BRISBANE, AUSTRALIA – The Khronos Group, an open consortium of leading hardware and software companies, announces from the Web3D 2017 Conference the immediate availability of the finalized glTF 2.0 specification incorporating industry feedback received from developers through the provisional specification that was made available for review on GitHub.
The release of glTF 2.0 delivers a significant upgrade to glTF 1.0, an extensible, runtime neutral, open standard format for real-time delivery of 3D assets, which describes full scenes with compact transmission and fast load time. In response to major functionality requests from the developer community using glTF 1.0, the release of glTF 2.0 adds Physically Based Rendering (PBR) for portable, consistent description of materials.
In glTF 1.0, a material was defined with a GLSL shader, which suited WebGL, but was problematic when importing a glTF model into a Direct3D or Metal application. Through using PBR, visually arresting glTF 2.0 models are now consistently portable to any rendering API. A PBR material is defined by a few concise parameters that can be used to generate shaders for any rendering API. glTF 2.0 defines a simple to implement, but powerful, PBR model that provides high-quality materials, and yet, is scalable to suit the capabilities of different classes of platform and device.
“glTF’s momentum continues to grow, with increasing adoption from tools, players and applications throughout the industry,” said Neil Trevett, Khronos president and glTF Chair. “In February we released the glTF 2.0 developer preview and made an open call for feedback. Since then we have had enthusiastic community input that has significantly influenced our preparation for the final spec release. We now look forward to a continued industry engagement to expands glTF’s capabilities - for example with advanced texture and geometry compression extensions. We believe that glTF 2.0 will help the industry move towards PBR-based materials in many application areas.”
Many engine developers have already started transitioning to glTF 2.0 to reap performance, portability and quality benefits, including BabylonJS, three.js, Cesium, Sketchfab, and xeogl and instant3Dhub engines. glTF 2.0 is also seeing industry support by companies such as Adobe, Google, Marmoset, Microsoft, NVIDIA, Oculus, UX3D, and more as well as prominent universities such as, University of Pennsylvania and Sapienza University of Rome.
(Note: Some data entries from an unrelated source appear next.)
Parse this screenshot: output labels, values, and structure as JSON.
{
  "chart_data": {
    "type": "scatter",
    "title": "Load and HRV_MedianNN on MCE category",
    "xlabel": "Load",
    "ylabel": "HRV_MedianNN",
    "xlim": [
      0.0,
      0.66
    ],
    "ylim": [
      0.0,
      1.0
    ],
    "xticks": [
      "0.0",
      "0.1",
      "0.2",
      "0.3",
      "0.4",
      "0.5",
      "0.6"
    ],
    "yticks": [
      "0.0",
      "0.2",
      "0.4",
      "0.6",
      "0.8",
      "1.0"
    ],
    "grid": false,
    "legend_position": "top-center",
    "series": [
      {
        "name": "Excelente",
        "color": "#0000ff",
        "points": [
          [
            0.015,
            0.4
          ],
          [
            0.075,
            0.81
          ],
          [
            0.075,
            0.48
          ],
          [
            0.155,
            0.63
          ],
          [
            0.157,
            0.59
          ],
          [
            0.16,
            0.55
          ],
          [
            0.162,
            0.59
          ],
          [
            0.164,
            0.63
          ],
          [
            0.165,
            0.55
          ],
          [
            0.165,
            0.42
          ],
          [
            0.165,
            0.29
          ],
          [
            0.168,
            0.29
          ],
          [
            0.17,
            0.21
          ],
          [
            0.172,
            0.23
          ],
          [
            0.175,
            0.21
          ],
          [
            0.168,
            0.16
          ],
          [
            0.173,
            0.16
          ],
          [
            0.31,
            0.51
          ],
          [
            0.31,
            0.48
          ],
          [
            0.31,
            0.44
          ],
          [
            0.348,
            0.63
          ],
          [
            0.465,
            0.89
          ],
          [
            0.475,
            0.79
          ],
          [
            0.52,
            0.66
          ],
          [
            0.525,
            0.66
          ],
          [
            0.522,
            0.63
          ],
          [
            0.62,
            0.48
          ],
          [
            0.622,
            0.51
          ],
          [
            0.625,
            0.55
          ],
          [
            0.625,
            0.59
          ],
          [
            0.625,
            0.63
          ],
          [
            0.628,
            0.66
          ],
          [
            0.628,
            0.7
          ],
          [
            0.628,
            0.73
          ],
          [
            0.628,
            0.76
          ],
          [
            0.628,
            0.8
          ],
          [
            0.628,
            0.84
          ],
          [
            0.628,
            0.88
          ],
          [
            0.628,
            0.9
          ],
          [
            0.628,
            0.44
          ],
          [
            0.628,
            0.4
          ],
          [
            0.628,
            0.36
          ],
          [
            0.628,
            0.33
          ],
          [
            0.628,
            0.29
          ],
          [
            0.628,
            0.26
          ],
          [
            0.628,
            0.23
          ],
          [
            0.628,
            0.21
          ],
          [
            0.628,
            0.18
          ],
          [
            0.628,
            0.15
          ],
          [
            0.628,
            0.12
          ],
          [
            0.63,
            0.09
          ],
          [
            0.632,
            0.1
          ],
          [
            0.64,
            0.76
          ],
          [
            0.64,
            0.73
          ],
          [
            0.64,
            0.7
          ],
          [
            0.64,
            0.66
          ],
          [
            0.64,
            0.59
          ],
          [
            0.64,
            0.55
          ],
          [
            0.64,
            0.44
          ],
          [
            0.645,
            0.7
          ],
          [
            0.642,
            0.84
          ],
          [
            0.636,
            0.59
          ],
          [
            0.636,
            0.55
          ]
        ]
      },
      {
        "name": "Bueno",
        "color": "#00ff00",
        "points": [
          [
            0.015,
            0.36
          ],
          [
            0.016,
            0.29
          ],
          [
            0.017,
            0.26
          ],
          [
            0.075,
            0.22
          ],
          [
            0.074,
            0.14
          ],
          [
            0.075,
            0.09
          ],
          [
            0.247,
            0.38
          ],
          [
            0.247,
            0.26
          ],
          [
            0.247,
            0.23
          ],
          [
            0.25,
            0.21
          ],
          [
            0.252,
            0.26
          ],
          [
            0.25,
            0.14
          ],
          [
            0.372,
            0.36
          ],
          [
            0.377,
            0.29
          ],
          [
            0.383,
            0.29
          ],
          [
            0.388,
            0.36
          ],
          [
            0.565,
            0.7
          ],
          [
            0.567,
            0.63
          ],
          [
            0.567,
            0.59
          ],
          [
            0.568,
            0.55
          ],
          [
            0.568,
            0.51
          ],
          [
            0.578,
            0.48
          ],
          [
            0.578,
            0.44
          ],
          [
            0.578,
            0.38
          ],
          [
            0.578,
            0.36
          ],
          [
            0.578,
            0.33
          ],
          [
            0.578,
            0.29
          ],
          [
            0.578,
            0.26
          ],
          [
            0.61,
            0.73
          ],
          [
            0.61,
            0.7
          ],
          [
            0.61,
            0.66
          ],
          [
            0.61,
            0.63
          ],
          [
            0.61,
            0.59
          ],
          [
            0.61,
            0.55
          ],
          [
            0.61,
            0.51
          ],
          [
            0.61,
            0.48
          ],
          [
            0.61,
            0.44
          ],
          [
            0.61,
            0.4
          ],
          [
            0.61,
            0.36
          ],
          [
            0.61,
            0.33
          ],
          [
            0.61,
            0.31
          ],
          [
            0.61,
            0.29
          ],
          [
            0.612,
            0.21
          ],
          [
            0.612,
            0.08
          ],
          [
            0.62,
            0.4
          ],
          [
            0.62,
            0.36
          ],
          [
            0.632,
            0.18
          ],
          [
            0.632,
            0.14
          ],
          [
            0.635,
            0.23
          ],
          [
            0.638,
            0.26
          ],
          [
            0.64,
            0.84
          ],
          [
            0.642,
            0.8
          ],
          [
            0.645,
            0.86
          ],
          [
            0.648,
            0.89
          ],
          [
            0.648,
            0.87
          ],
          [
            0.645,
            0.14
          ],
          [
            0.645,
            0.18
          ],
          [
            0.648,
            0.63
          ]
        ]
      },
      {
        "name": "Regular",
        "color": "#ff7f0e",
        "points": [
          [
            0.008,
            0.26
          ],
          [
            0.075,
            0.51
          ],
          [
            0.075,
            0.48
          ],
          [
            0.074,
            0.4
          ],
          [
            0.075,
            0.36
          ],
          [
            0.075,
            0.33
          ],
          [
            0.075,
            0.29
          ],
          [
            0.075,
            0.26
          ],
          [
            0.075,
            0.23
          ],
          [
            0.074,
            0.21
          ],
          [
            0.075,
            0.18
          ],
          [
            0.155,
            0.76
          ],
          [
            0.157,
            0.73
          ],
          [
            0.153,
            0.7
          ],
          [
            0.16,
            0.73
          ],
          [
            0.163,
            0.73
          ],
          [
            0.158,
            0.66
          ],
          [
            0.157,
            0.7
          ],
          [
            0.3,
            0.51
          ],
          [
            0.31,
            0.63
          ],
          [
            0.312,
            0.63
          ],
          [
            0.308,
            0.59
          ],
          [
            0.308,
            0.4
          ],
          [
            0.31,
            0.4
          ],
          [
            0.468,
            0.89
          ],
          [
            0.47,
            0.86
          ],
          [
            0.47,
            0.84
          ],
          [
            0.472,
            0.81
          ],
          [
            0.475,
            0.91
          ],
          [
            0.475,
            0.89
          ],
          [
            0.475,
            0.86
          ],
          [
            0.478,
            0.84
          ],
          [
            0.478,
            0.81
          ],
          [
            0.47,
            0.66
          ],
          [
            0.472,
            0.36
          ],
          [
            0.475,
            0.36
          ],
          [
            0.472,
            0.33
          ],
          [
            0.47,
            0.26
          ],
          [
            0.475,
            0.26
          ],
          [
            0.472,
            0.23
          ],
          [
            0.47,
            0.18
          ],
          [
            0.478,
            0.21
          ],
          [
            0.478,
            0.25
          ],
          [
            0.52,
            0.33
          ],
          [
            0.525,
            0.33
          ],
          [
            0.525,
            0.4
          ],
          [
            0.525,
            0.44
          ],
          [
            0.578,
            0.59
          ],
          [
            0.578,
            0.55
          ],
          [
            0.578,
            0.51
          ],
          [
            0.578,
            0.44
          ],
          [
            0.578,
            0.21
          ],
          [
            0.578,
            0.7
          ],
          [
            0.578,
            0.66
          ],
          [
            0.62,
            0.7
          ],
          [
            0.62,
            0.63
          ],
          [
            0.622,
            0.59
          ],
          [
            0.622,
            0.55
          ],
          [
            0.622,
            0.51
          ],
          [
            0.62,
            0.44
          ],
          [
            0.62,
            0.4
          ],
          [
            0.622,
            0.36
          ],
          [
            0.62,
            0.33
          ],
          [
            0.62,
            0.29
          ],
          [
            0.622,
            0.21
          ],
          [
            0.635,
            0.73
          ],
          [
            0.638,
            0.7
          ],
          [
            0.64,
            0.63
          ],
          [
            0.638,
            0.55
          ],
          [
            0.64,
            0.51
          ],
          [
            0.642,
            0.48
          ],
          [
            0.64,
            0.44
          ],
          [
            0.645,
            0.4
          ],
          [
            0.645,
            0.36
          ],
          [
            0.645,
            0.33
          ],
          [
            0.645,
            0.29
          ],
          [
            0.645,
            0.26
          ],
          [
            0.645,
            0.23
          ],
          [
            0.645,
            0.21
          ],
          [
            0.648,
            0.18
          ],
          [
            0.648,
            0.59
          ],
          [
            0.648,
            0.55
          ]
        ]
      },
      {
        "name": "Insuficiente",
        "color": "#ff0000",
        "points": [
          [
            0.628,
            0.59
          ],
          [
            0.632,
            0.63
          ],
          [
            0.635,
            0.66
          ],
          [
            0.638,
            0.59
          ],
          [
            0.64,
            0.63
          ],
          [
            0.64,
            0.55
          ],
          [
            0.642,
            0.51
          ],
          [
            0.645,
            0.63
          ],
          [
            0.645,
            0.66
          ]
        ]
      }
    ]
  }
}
Khronos, the glTF working group and the developer community have created an ecosystem of tools and sample codes including several glTF 2.0 sample models, from simple boxes to complex models with PBR materials, skins and morph targets, all available to help engine developers implement glTF 2.0. There is also a validation tool to let exporter developers confirm that they are generating valid glTF 2.0 models, and to let engine developers know that they are consuming valid 2.0 models.
The new specifications for glTF 2.0 can be found at GitHub.
Including the addition of PBR-based materials, glTF 2.0 is a stable base for the future and will support practical runtime implementations for many graphics APIs. It includes updates to improve consistency, API-neutrality, and performance and will enable the industry to move to PBR material models.